刑事辩护的核心价值不在强词夺理,而在精准把握从宽处罚的法定与酌定情节,于认罪认罚从宽制度中为当事人争取最大限度的程序与实体利益。本文结合一份真实盗窃案件判决书,拆解辩护人如何在事实清楚、证据确凿的不利局面下,依托“如实供述+自愿认罪认罚”这一双引擎,成功推动法院适用缓刑,为同类案件提供可复制的辩护方法论。
一、争议焦点锁定:量刑协商中的“缓刑适用”博弈
在被告人邓某某盗窃一案中,犯罪事实无争议、证据链完整、被告人当庭认罪,控辩双方的分歧早已不在定罪,而在“能否判处缓刑”。

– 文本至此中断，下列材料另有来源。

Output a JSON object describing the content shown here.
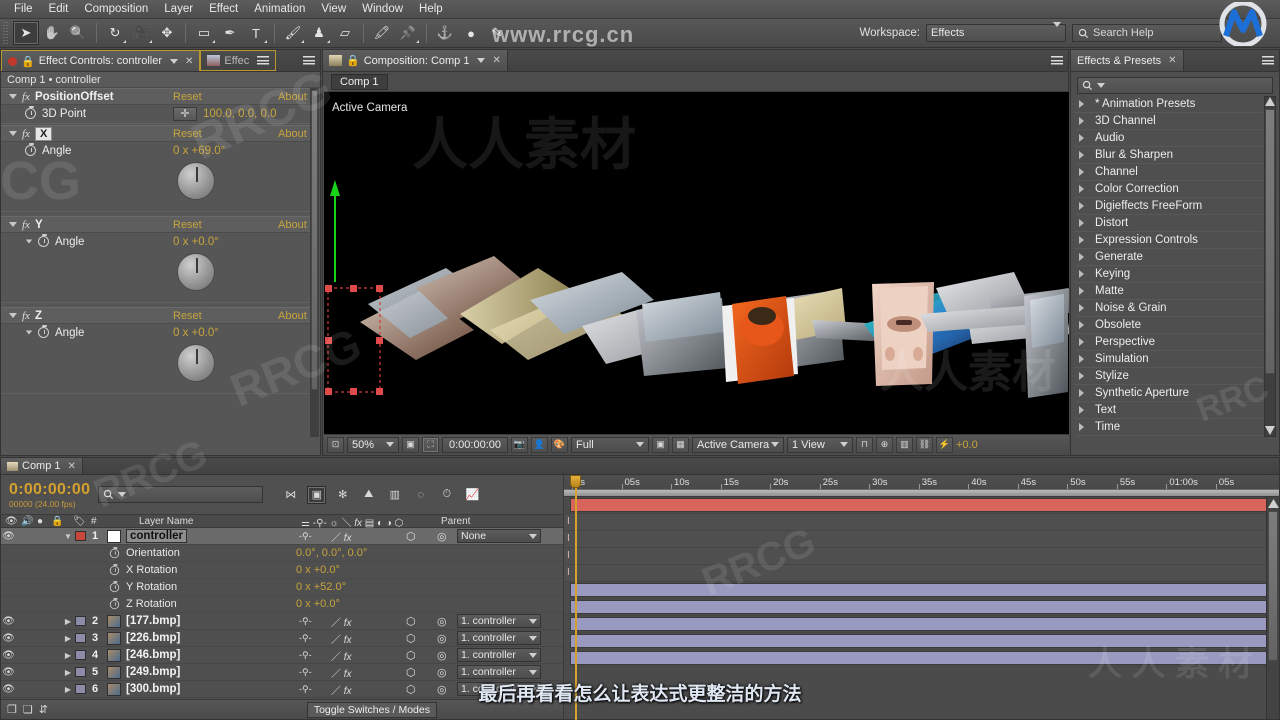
{
  "menubar": {
    "items": [
      "File",
      "Edit",
      "Composition",
      "Layer",
      "Effect",
      "Animation",
      "View",
      "Window",
      "Help"
    ]
  },
  "toolbar": {
    "tools": [
      {
        "name": "selection-tool",
        "glyph": "➤",
        "selected": true
      },
      {
        "name": "hand-tool",
        "glyph": "✋",
        "selected": false
      },
      {
        "name": "zoom-tool",
        "glyph": "🔍",
        "selected": false
      },
      {
        "name": "rotation-tool",
        "glyph": "↻",
        "selected": false
      },
      {
        "name": "camera-tool",
        "glyph": "🎥",
        "selected": false
      },
      {
        "name": "pan-behind-tool",
        "glyph": "✥",
        "selected": false
      },
      {
        "name": "shape-tool",
        "glyph": "▭",
        "selected": false
      },
      {
        "name": "pen-tool",
        "glyph": "✒",
        "selected": false
      },
      {
        "name": "type-tool",
        "glyph": "T",
        "selected": false
      },
      {
        "name": "brush-tool",
        "glyph": "🖌",
        "selected": false
      },
      {
        "name": "clone-stamp-tool",
        "glyph": "♟",
        "selected": false
      },
      {
        "name": "eraser-tool",
        "glyph": "▱",
        "selected": false
      },
      {
        "name": "roto-brush-tool",
        "glyph": "🖍",
        "selected": false
      },
      {
        "name": "puppet-pin-tool",
        "glyph": "📌",
        "selected": false
      },
      {
        "name": "anchor-point-tool",
        "glyph": "⚓",
        "selected": false
      },
      {
        "name": "mask-feather-tool",
        "glyph": "●",
        "selected": false
      },
      {
        "name": "motion-sketch-tool",
        "glyph": "✎",
        "selected": false
      }
    ],
    "workspace_label": "Workspace:",
    "workspace_value": "Effects",
    "search_help_placeholder": "Search Help"
  },
  "effect_controls": {
    "tab_title": "Effect Controls: controller",
    "inactive_tab_title": "Effec",
    "header": "Comp 1 • controller",
    "reset_label": "Reset",
    "about_label": "About",
    "groups": [
      {
        "name": "PositionOffset",
        "type": "fx",
        "props": [
          {
            "label": "3D Point",
            "value": "100.0, 0.0, 0.0",
            "has_point_box": true
          }
        ]
      },
      {
        "name": "X",
        "type": "badge",
        "props": [
          {
            "label": "Angle",
            "value": "0 x +69.0°",
            "has_point_box": false
          }
        ]
      },
      {
        "name": "Y",
        "type": "fx",
        "props": [
          {
            "label": "Angle",
            "value": "0 x +0.0°",
            "has_point_box": false
          }
        ]
      },
      {
        "name": "Z",
        "type": "fx",
        "props": [
          {
            "label": "Angle",
            "value": "0 x +0.0°",
            "has_point_box": false
          }
        ]
      }
    ]
  },
  "composition": {
    "tab_title": "Composition: Comp 1",
    "breadcrumb": "Comp 1",
    "view_label": "Active Camera",
    "bottom_bar": {
      "magnification": "50%",
      "timecode": "0:00:00:00",
      "resolution": "Full",
      "camera_view": "Active Camera",
      "view_layout": "1 View",
      "exposure": "+0.0"
    }
  },
  "effects_presets": {
    "tab_title": "Effects & Presets",
    "search_placeholder": "",
    "categories": [
      "* Animation Presets",
      "3D Channel",
      "Audio",
      "Blur & Sharpen",
      "Channel",
      "Color Correction",
      "Digieffects FreeForm",
      "Distort",
      "Expression Controls",
      "Generate",
      "Keying",
      "Matte",
      "Noise & Grain",
      "Obsolete",
      "Perspective",
      "Simulation",
      "Stylize",
      "Synthetic Aperture",
      "Text",
      "Time"
    ]
  },
  "timeline": {
    "tab_title": "Comp 1",
    "current_time": "0:00:00:00",
    "frame_info": "00000 (24.00 fps)",
    "search_placeholder": "",
    "columns": {
      "layer_name": "Layer Name",
      "parent": "Parent"
    },
    "toggle_switches_label": "Toggle Switches / Modes",
    "ruler_ticks": [
      "0s",
      "05s",
      "10s",
      "15s",
      "20s",
      "25s",
      "30s",
      "35s",
      "40s",
      "45s",
      "50s",
      "55s",
      "01:00s",
      "05s"
    ],
    "layers": [
      {
        "index": "1",
        "name": "controller",
        "parent": "None",
        "selected": true,
        "color": "#c9463c",
        "bar_color": "#d9645c",
        "properties": [
          {
            "label": "Orientation",
            "value": "0.0°, 0.0°, 0.0°"
          },
          {
            "label": "X Rotation",
            "value": "0 x +0.0°"
          },
          {
            "label": "Y Rotation",
            "value": "0 x +52.0°"
          },
          {
            "label": "Z Rotation",
            "value": "0 x +0.0°"
          }
        ]
      },
      {
        "index": "2",
        "name": "[177.bmp]",
        "parent": "1. controller",
        "selected": false,
        "color": "#8c8ca8",
        "bar_color": "#9a9ac0",
        "properties": []
      },
      {
        "index": "3",
        "name": "[226.bmp]",
        "parent": "1. controller",
        "selected": false,
        "color": "#8c8ca8",
        "bar_color": "#9a9ac0",
        "properties": []
      },
      {
        "index": "4",
        "name": "[246.bmp]",
        "parent": "1. controller",
        "selected": false,
        "color": "#8c8ca8",
        "bar_color": "#9a9ac0",
        "properties": []
      },
      {
        "index": "5",
        "name": "[249.bmp]",
        "parent": "1. controller",
        "selected": false,
        "color": "#8c8ca8",
        "bar_color": "#9a9ac0",
        "properties": []
      },
      {
        "index": "6",
        "name": "[300.bmp]",
        "parent": "1. controller",
        "selected": false,
        "color": "#8c8ca8",
        "bar_color": "#9a9ac0",
        "properties": []
      }
    ]
  },
  "subtitle": "最后再看看怎么让表达式更整洁的方法",
  "watermarks": {
    "top": "www.rrcg.cn",
    "marks": [
      "人人素材",
      "RRCG",
      "CG",
      "RRCG",
      "人人素材",
      "人 人 素 材",
      "RRC"
    ]
  },
  "colors": {
    "accent_orange": "#c8a43c",
    "selected_layer": "#c9463c",
    "panel_bg": "#525252",
    "viewer_bg": "#000000"
  }
}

公诉机关以盗窃罪起诉,涉案手机价值人民币3,170元,达到“数额较大”标准。依照刑法第264条,基准刑为三年以下有期徒刑、拘役或管制,并处或单处罚金。辩护人若要实现缓刑,必须向法庭充分论证:被告人同时满足刑法第72条规定的“犯罪情节较轻、有悔罪表现、没有再犯罪的危险、宣告缓刑对所居住社区没有重大不良影响”四项条件。
二、辩护路径拆解:从判决书看三步递进法
第一步:锁定“如实供述”这一法定从轻情节
判决书明确载明:“被告人邓某某到案后如实供述了上述犯罪事实。”这一表述对应刑法第六十七条第三款:“犯罪嫌疑人虽不具有前两款规定的自首情节,但是如实供述自己罪行的,可以从轻处罚。”辩护人在此需强调,该从轻处罚不是“可给可不给”的酌定恩惠,而是具有法律明文规定的“可以型”法定情节。在司法实践中,只要到案后首次讯问即稳定供述主要犯罪事实,即应认定。辩护人应重点向法庭出示《办案说明》及讯问笔录,证明当事人不存在避重就轻、翻供等情形。
第二步:激活“自愿认罪认罚”制度红利
判决书进一步强调:“被告人邓某某到案后能如实供述其罪行,且自愿认罪认罚,依法可以从轻处罚。”这是“从宽”的双重叠加——既适用坦白条款,又适用认罪认罚从宽制度。辩护人需注意,认罪认罚的量刑协商必须前置。在审查起诉阶段,辩护人应积极与检察官沟通,就量刑建议进行协商。本案中,公诉机关虽未在起诉书载明具体量刑建议,但辩护人当庭提出缓刑意见,法院最终采纳。这提示我们:即便认罚具结已签署,庭审辩护仍可围绕“是否应当宣告缓刑”作独立论证,而非仅仅被动接受量刑建议。
第三步:组合“退赃退赔+已发还”情节,补强缓刑条件
判决书载明:“涉案被盗手机已被依法扣押并发还被害人刘某某。”这一事实虽非典型的“积极退赔”,但赃物得以追回并发还,客观上降低了被害人的经济损失,恢复了法益侵害状态。辩护人应将其作为“犯罪情节较轻”与“有悔罪表现”的有力佐证。同时,结合被告人户籍、暂住信息,说明其有固定居所;案发时年仅22岁,初犯、偶犯,再犯可能性低。最终,法院在判决中明确“辩护人的相关辩护意见,本院予以采纳”,并对邓某某判处“拘役五个月,缓刑五个月,并处罚金人民币三千元”。
三、缓刑辩护的四个实操注意点
- 时效性:缓刑辩护不能在庭审中“临时起意”。辩护人应在审查起诉阶段就向检察院提交书面缓刑意见,争取将其纳入量刑建议。若检察院未建议缓刑,务必在庭审辩论阶段完整论证缓刑条件。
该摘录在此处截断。